I Fell Off the Wagon and I Fell Hard…
Mom and dad have three refrigerators in the basement. One is for a delightfully varied mix of diet Sodas. One is for food. And one seems to be for wine as all their friends bring a bottle of wine when they visit. In the third fridge has been two very conspicuously large bottles of expensive wine with a red bow tied to each. A vestige from Christmas. They have been calling my name.
Well, Helen called me this morning after I had gotten home from my injection for my schizophrenia.
“Baby, come have some French toast and bacon,” she said. “Your mommas already eating.”
I was on auto-pilot from that point on it seems. It was all a blur. I ate breakfast. Mom went to bed. Helen was vacuuming the den as I went downstairs and put those two large bottles of wine in my car.
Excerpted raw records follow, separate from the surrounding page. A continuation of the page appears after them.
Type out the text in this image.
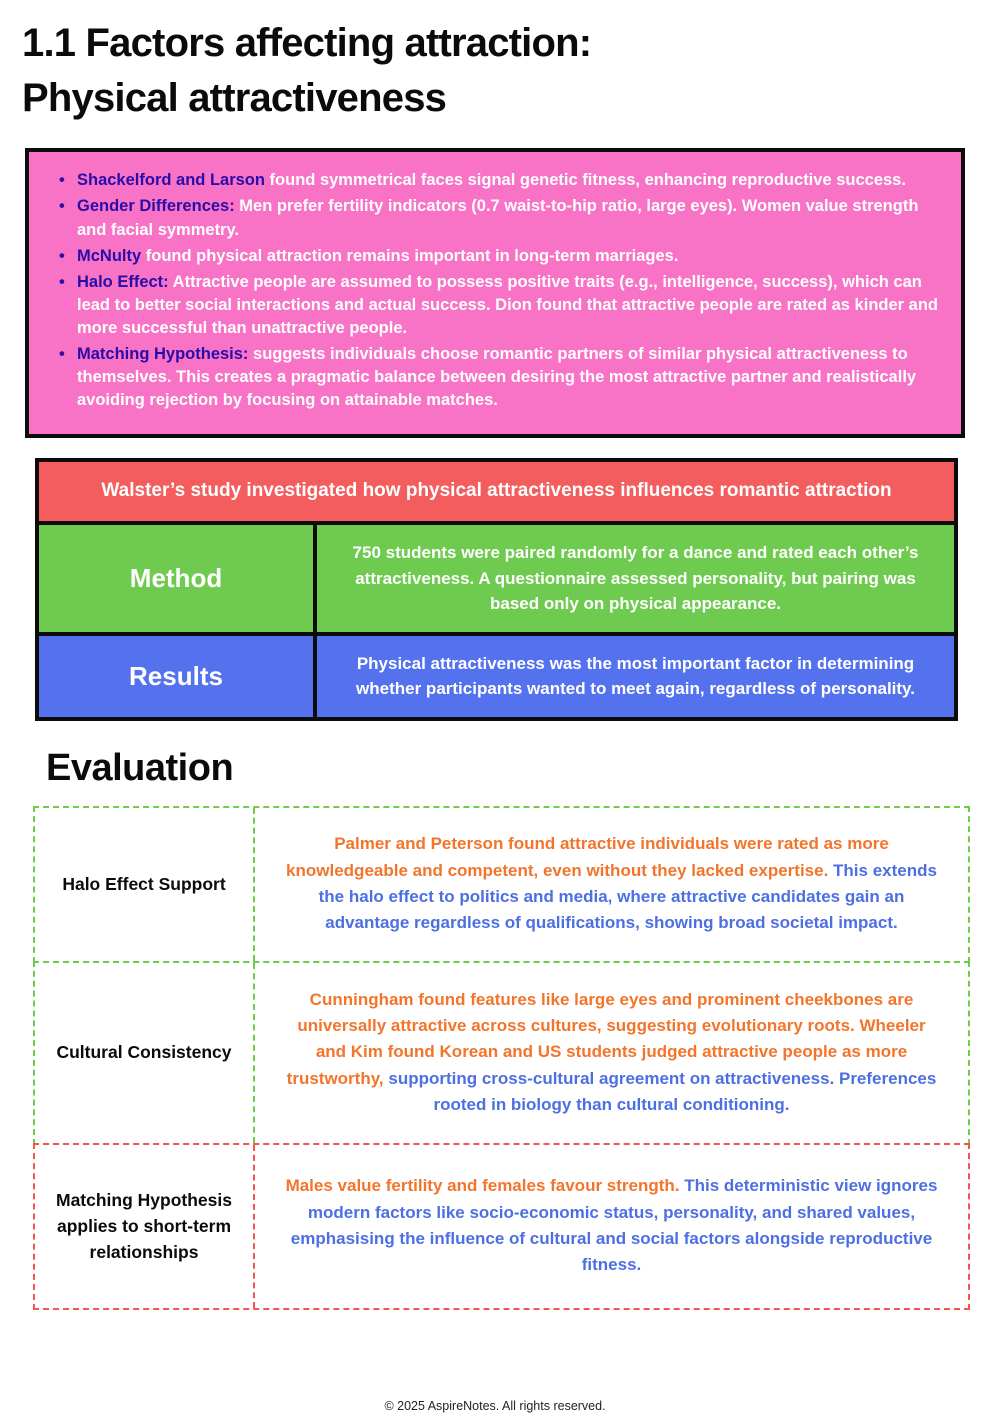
1.1 Factors affecting attraction:
Physical attractiveness
• Shackelford and Larson found symmetrical faces signal genetic fitness, enhancing reproductive success.
• Gender Differences: Men prefer fertility indicators (0.7 waist-to-hip ratio, large eyes). Women value strength and facial symmetry.
• McNulty found physical attraction remains important in long-term marriages.
• Halo Effect: Attractive people are assumed to possess positive traits (e.g., intelligence, success), which can lead to better social interactions and actual success. Dion found that attractive people are rated as kinder and more successful than unattractive people.
• Matching Hypothesis: suggests individuals choose romantic partners of similar physical attractiveness to themselves. This creates a pragmatic balance between desiring the most attractive partner and realistically avoiding rejection by focusing on attainable matches.
Walster’s study investigated how physical attractiveness influences romantic attraction
Method
750 students were paired randomly for a dance and rated each other’s attractiveness. A questionnaire assessed personality, but pairing was based only on physical appearance.
Results	Physical attractiveness was the most important factor in determining whether participants wanted to meet again, regardless of personality.
Evaluation
Halo Effect Support

Palmer and Peterson found attractive individuals were rated as more knowledgeable and competent, even without they lacked expertise. This extends the halo effect to politics and media, where attractive candidates gain an advantage regardless of qualifications, showing broad societal impact.

Cultural Consistency

Cunningham found features like large eyes and prominent cheekbones are universally attractive across cultures, suggesting evolutionary roots. Wheeler and Kim found Korean and US students judged attractive people as more trustworthy, supporting cross-cultural agreement on attractiveness. Preferences rooted in biology than cultural conditioning.

Matching Hypothesis applies to short-term relationships

Males value fertility and females favour strength. This deterministic view ignores modern factors like socio-economic status, personality, and shared values, emphasising the influence of cultural and social factors alongside reproductive fitness.

© 2025 AspireNotes. All rights reserved.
I got home and didn’t have a corkscrew. Corks have never stopped an alcoholic on a mission. George would call this “nigga rigging”. I used a screw, screwdriver and a pair of pliers to get the corks out. I then sat on the floor in my computer room, drinking copious amounts of wine until I was drunk. There went four straight years of sobriety in an instant. One short instant in four years of restraint.
On the bright side, I went to bed about lunch and slept like I have never slept before. I woke up at 7pm tonight wondering what day of the week it was much like mom often does. I wish I had something profound to say, but I will say this, tomorrow is another day and I am not going to wallow in self pity over my indulgence. I will begin again and tomorrow will be day one in a new string of sobriety.
18 comments:
I hope that you feel ok tonight.
I'm a little sad - but tomorrow's another day!
Love,
Grannie
good for you... recomitting to another long string of sobriety (sp?) and for not beating yourself up over it. the important thing is that you are back on the wagon. ☺ sending hugs and good thoughts your way. ♥♥
I am sad that you fell from the wagon after so long Andrew, but you have a great attitude. Tomorrow is another day, a new beginning. Stay strong.
Don't let yourself forget that you were sober for FOUR years. That is a HUGE accomplishment. You did it before, and you can do it again!
Sir:
It is not the end of the world. So, do not beat yourself up over it.
PipeTobacco
http://frumpyprofessor.blogspot.com
It happens. At least the physical part of the addiction shouldn't have kicked in after one binge.
Time to begin anew.
You can do it, we know you can. One transgression isn't the end of your sobriety, as long as you don't make a habit of it. We have faith in you too.
No body seems to think this is a big thing! I went back out at 9 yrs and it took years to get back on the sobriety train. IMHO, I wouldn't have taken the 2 brightly wrapped bottles. What if Dad finds out? What if they were taking the bottles to a party? "Martha, where's the wine?" "Well, Andrew was here today..." Could be bad.
I'm glad that you see it is not the end of the world. At least you didn't take George down with you. Time to get back on the AA or whatever bandwagon you need to use.
Spring is coming!
I'm sorry you have to struggle with this. I'm sending you best wishes for a better day.
Oh Andrew I am so sorry and it was sad to read this post. But you have a good attitude. Today is another day and time to start anew. :-)
I pray for you every day!
Be kind to yourself, one day at a time.
Glad to hear you're dusting yourself off and starting over. Spring is a great time for a new beginning. Hugs.
I'm sorry you had a blip after so long Andrew...but you have the right attitude..these things happen, and your not letting it get you down...I hope things get easier for you.
However if i had just taken something like that from my parents house they would have been pretty angry about it !!...surely they will notice especially by taking the ones that were decorated with Bows etc ??..what if they were earmarked for something special?
Hugs, Andrew. Best wishes for your new beginning:)
I'm with those who support your being back on the wagon. You know how it's done after four years of not doing it. One day at a time, Andrew. And good luck on the decreased meds. Hard choices, those.